Right now, New Horizons is 74 million miles past Pluto and 3.16 billion miles from our little blue marble. The spacecraft is in great shape and continues to downlink data from its Pluto encounter back to Earth.
“Even as the New Horizon’s spacecraft speeds away from Pluto out into the Kuiper Belt, and the data from the exciting encounter with this new world is being streamed back to Earth, we are looking outward to the next destination for this intrepid explorer.”
Grunsfeld added, “while discussions whether to approve this extended mission will take place in the larger context of the planetary science portfolio, we expect it to be much less expensive than the prime mission while still providing new and exciting science.”

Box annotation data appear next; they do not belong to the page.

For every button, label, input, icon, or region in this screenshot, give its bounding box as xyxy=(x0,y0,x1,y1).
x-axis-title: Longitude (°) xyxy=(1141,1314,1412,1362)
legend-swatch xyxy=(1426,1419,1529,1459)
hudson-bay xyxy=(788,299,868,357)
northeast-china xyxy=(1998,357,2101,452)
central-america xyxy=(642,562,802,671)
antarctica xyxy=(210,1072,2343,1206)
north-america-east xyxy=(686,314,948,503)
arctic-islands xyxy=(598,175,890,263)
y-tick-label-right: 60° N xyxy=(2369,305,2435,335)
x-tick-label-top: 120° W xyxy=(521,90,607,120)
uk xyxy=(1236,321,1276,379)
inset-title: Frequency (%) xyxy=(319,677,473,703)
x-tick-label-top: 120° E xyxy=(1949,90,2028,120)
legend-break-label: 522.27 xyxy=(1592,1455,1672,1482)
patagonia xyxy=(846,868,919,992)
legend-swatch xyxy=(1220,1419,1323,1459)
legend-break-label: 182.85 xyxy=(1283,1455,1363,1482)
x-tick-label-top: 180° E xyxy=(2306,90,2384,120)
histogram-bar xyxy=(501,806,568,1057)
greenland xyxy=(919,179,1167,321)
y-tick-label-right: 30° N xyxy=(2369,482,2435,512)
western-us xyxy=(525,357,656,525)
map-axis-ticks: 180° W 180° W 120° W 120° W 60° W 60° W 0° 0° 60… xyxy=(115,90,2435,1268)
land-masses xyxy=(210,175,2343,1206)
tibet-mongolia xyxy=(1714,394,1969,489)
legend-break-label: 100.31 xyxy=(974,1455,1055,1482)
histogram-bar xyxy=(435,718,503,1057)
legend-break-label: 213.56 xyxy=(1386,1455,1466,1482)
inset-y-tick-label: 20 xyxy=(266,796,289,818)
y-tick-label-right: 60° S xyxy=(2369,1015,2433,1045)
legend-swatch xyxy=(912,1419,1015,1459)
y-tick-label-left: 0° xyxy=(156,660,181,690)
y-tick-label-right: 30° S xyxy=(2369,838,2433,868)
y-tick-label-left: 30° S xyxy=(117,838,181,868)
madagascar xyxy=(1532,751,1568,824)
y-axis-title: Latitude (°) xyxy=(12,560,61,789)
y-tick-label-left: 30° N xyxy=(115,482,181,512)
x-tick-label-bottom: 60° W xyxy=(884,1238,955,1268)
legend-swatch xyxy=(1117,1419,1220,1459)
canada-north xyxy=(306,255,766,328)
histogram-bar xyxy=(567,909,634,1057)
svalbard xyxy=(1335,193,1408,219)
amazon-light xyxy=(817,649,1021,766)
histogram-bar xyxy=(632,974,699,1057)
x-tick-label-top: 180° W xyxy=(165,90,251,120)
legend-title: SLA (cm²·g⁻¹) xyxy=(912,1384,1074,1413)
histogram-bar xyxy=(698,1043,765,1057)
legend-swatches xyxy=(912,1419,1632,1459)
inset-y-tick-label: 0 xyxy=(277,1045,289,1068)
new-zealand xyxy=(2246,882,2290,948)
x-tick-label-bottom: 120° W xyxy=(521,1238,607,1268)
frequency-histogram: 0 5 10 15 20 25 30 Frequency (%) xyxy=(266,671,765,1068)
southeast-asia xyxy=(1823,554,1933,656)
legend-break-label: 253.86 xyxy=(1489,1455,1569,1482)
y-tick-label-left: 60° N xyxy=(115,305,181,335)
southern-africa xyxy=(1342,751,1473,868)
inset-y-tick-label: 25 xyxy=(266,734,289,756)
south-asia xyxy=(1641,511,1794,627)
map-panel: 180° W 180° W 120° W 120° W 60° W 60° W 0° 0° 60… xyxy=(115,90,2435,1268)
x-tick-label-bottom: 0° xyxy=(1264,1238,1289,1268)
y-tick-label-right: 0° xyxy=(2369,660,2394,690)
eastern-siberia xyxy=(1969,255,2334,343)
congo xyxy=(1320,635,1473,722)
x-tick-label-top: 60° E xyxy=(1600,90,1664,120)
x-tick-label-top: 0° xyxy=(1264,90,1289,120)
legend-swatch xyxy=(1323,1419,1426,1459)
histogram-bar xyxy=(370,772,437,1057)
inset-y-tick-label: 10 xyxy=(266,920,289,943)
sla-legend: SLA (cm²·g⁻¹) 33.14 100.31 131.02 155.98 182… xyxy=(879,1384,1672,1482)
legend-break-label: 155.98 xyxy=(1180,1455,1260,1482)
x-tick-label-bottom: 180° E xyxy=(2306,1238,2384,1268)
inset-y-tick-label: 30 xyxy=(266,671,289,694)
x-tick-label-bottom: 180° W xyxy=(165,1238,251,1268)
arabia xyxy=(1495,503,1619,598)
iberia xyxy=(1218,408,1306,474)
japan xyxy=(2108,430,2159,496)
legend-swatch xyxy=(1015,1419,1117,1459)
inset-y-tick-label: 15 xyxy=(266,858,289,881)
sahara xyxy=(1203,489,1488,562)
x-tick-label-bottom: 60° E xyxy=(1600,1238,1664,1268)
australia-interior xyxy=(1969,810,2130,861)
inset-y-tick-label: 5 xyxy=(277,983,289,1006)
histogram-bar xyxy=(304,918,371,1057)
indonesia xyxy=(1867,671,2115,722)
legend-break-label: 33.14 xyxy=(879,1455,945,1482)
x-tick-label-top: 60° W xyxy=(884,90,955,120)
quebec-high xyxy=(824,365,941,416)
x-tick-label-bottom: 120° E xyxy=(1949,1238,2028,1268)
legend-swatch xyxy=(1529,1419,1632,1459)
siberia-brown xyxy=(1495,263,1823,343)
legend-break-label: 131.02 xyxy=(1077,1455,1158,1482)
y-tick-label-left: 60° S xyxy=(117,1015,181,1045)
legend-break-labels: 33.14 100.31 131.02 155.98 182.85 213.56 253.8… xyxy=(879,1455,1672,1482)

Last summer, the Hubble Space Telescope began looking for another target for New Horizons. Five objects were discovered, and 2014 MU69 was selected. Scientists estimate MU69 is just under 30 miles across. That’s about 10 times larger than the comet the Rosetta mission is orbiting.
Scientists are itching for the opportunity to better study a Kuiper Belt Object (KBO). Objects like MU69 are believed to be the building blocks of Pluto. And they could provide scientists with a snapshot of what the outer solar system was like after our solar system formed more than 4 billion years ago.
“There’s so much that we can learn from close-up spacecraft observations that we’ll never learn from Earth, as the Pluto flyby demonstrated so spectacularly,” said New Horizons science team member John Spencer. “The detailed images and other data that New Horizons could obtain from a KBO flyby will revolutionize our understanding of the Kuiper Belt and KBOs.”
The New Horizons team will submit a proposal that will be evaluated by an independent team of experts. After that, NASA will make a decision on whether to approve an extended mission. After the incredible images of Pluto, how can you not approve an extended mission?